Until the Lake County Forest Preserve District decided to "improve" the area.  They added the trails, native nursery, uniformed employees, countless signs, bathrooms, picnic tables, and ridiculous limestone overlook from which to see the birds on the wetland ---all the hallmarks of our county and state's municipally driven land ethic.  In Illinois, it can't be public land unless there is a sign proclaiming the fact or a parking lot providing an asphalt invitation.

Yet, I must admit that they did make one positive change at the Savanna.  The the drain tiles which had kept the land farmable for so many years were dug up and taken away.   This meant that the places which should have been filled with water became so again--and it happened within a single season.   The acres of sad, nutritionally depleted soil were covered by each year's  snowmelt and spring rain, resulting in bird paradise.   In the first year of the new landscape I saw a number of Yellow-Headed Blackbirds, which are endangered in Illinois, as well as countless waterfowl, shorebirds, Sandhill Cranes, warblers, and bird species I have yet to identify.

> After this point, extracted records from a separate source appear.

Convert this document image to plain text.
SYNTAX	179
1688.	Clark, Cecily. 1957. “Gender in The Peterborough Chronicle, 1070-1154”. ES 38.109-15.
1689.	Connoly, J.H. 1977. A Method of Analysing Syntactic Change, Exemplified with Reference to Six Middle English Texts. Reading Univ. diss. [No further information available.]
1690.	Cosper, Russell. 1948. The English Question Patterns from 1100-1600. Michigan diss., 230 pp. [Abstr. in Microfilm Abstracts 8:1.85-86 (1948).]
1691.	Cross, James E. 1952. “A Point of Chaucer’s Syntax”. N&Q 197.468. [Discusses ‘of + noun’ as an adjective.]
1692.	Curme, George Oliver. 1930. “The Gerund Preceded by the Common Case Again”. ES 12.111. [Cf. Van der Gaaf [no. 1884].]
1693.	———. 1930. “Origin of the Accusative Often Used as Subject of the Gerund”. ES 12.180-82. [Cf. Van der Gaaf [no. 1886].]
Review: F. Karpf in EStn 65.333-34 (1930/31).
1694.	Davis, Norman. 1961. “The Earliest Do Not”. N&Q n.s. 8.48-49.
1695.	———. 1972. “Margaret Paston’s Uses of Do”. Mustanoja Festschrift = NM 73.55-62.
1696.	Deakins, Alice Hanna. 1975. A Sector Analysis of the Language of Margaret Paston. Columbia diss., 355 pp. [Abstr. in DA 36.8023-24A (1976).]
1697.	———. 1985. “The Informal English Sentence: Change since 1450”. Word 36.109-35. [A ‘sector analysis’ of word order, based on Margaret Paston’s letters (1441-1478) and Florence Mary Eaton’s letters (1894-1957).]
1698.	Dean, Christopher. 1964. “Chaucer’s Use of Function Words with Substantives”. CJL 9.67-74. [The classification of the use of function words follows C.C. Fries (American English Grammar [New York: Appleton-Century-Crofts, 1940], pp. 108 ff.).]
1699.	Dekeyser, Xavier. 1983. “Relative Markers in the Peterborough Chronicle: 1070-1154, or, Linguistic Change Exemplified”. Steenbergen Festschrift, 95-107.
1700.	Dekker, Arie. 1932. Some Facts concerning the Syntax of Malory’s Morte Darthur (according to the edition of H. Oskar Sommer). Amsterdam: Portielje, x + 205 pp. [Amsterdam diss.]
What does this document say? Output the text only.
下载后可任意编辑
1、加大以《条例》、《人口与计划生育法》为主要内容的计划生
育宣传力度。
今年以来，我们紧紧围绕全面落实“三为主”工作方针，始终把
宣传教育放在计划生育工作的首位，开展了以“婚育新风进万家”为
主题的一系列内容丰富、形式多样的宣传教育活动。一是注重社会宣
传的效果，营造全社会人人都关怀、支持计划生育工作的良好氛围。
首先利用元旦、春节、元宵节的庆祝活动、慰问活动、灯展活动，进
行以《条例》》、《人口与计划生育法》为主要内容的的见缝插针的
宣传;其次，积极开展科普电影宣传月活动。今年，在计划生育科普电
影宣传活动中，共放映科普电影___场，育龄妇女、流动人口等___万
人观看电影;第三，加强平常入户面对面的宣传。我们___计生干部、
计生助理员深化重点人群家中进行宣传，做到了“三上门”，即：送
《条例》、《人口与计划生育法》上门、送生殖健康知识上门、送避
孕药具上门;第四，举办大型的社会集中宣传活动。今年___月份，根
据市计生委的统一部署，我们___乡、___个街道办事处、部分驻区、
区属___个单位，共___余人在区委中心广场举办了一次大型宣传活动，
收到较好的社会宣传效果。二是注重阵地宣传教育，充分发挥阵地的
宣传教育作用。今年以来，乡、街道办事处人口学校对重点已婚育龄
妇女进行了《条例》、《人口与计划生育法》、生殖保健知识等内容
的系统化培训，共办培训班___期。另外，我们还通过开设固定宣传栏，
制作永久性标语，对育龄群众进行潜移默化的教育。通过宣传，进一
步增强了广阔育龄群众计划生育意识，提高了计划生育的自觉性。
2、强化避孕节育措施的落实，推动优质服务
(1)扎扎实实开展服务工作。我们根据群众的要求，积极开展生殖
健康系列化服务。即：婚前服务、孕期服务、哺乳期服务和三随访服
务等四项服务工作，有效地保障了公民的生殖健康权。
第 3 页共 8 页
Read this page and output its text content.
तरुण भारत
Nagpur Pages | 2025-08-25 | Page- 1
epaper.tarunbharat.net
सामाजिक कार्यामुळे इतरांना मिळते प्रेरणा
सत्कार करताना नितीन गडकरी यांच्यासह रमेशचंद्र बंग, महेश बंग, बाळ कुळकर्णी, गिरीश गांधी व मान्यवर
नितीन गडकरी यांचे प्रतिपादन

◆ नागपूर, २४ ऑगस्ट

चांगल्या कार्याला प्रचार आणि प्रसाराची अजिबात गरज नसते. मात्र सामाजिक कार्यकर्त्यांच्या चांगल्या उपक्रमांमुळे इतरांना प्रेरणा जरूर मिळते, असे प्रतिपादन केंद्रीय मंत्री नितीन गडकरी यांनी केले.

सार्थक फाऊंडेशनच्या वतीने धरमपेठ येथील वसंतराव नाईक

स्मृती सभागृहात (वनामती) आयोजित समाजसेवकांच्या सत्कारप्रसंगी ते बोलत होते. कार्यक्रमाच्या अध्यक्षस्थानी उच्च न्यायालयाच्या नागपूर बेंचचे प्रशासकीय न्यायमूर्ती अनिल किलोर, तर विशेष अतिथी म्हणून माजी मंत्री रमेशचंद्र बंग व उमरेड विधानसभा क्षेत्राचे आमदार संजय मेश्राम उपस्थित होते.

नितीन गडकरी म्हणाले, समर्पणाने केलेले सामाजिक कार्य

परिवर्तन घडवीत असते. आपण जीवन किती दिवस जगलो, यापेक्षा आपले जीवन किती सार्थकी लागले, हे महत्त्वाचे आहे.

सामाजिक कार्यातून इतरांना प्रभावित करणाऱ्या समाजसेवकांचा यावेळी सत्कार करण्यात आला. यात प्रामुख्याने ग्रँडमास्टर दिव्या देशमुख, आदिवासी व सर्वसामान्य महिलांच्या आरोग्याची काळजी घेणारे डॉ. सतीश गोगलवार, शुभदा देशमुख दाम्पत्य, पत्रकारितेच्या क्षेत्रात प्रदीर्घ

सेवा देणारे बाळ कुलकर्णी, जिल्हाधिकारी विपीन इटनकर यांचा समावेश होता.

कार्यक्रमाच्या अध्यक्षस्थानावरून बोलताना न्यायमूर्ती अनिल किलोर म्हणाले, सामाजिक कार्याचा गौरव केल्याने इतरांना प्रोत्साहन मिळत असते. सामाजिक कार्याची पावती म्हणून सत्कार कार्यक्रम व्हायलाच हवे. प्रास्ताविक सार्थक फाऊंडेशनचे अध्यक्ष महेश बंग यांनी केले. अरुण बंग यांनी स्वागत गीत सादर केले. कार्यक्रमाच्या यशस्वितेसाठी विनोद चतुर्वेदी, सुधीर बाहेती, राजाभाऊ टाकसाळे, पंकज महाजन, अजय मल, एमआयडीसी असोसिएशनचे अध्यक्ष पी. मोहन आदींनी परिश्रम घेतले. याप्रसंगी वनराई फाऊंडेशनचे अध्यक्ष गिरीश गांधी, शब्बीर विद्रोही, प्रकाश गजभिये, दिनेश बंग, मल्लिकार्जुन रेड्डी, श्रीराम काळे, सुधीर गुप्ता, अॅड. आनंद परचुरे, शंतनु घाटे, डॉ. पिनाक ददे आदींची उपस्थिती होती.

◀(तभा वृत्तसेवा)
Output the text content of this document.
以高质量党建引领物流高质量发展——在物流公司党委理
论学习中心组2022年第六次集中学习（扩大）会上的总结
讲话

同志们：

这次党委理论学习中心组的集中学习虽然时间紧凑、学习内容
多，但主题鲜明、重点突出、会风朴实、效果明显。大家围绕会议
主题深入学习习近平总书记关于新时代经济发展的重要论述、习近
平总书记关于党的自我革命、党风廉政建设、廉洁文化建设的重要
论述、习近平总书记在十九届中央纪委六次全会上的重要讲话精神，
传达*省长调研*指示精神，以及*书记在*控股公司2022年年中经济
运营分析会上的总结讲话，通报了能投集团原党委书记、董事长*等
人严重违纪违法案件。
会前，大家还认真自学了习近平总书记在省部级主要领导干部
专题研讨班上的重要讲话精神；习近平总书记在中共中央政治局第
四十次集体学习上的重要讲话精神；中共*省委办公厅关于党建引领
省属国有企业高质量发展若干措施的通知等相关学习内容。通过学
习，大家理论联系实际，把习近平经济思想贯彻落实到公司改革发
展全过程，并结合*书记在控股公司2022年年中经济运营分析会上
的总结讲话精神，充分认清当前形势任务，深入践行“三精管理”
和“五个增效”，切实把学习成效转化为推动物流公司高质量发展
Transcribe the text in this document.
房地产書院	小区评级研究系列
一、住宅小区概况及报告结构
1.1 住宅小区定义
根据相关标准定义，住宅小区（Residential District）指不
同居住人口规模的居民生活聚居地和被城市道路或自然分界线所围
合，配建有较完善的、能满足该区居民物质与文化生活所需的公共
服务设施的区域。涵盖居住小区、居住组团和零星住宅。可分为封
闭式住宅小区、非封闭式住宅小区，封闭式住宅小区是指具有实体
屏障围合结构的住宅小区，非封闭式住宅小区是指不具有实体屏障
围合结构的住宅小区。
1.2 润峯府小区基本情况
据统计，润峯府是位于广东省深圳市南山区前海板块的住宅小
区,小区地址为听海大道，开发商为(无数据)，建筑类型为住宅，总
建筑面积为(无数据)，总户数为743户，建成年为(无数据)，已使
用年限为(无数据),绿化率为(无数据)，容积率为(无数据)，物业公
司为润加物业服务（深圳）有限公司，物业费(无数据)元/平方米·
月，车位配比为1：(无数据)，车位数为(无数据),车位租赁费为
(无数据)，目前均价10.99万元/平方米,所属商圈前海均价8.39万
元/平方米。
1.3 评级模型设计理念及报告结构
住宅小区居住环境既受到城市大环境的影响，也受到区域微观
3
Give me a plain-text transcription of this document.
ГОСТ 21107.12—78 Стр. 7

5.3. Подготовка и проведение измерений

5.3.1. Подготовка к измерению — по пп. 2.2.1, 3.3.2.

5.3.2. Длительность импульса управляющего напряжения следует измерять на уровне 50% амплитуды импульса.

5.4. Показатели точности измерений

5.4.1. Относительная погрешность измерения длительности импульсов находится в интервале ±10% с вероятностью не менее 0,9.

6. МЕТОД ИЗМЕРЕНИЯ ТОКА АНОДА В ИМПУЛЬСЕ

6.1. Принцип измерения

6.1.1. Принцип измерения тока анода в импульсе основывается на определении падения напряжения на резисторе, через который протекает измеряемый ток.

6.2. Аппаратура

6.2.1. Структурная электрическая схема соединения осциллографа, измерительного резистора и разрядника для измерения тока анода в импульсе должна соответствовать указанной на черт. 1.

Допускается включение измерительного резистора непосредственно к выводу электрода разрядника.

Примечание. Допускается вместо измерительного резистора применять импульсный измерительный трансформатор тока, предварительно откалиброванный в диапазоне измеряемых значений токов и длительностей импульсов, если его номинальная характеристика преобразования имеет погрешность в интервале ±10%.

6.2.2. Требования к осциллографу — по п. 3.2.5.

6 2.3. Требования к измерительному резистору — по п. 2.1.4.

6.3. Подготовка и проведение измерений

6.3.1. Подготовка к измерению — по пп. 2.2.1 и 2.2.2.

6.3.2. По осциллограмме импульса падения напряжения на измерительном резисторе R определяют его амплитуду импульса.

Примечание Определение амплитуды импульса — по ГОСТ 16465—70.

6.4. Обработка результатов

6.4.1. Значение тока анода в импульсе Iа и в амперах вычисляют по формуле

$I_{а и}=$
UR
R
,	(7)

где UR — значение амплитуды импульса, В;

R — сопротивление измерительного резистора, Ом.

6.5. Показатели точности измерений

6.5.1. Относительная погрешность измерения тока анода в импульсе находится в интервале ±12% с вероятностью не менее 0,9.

In the end a lot was given up, but the land and wildlife were healthier for it.   We relinquished the privacy and feeling of wildness but gained biodiversity.  As much as I detest the human imprint it was worth it to know there are creatures living there who would never have appeared otherwise.  It's very difficult to find a day or time when there aren't any cars, but as I have a strict policy of ignoring any and all  trails provided for me and follow those the deer made, I am usually able to hide from the runners and bicyclists, and disappear into the heart of the savanna.   Kola and I did just that yesterday, and were rewarded handsomely.  I was sure the rain, wind, and 40° temperatures would keep us safe from seeing any other cars in the lot but as usual, I was wrong.  In the end, it didn't matter.  Kola told me about a coyote I would have missed while fiddling with camera equipment and waited patiently while I took countless shots of the mist on the water.  We found a squirrel skull, abandoned Canada goose egg, a dismembered Garter snake, and an empty turtle shell.  We never did see any of those people, either. Maybe they were hiding as well, cursing my presence and praying they wouldn't have to abide the sight of another human being, if only for a few hours.




1 comment:

  1. I don't suppose this makes you feel any better... but actually, Cook County has 11% of its land area in preserved open space. And Lake County about the same, with people actively trying to get that number higher. Which I guess makes us above average in Illinois! (But that just means legally-protected open space, not open space period. And of course, agricultural fields don't count, so there are probably entire counties south of us in Illinois that have almost no development, but also have no legally protected open space -- just farms.)

    I have heard people call the LCFPD, instead of the forest preserve district, the Lake County %$#&ing Park District, because of what you mentioned -- their need to "improve" everything and manicure it and make trails that are over 10 feet wide and have mowed areas... I probably shouldn't write that in public. I support the forest preserve district -- whatever they do wrong, they are infinitely better than the alternatives! GO LCFPD!

    I saw a coyote yesterday, too. I guess it was a good day for them.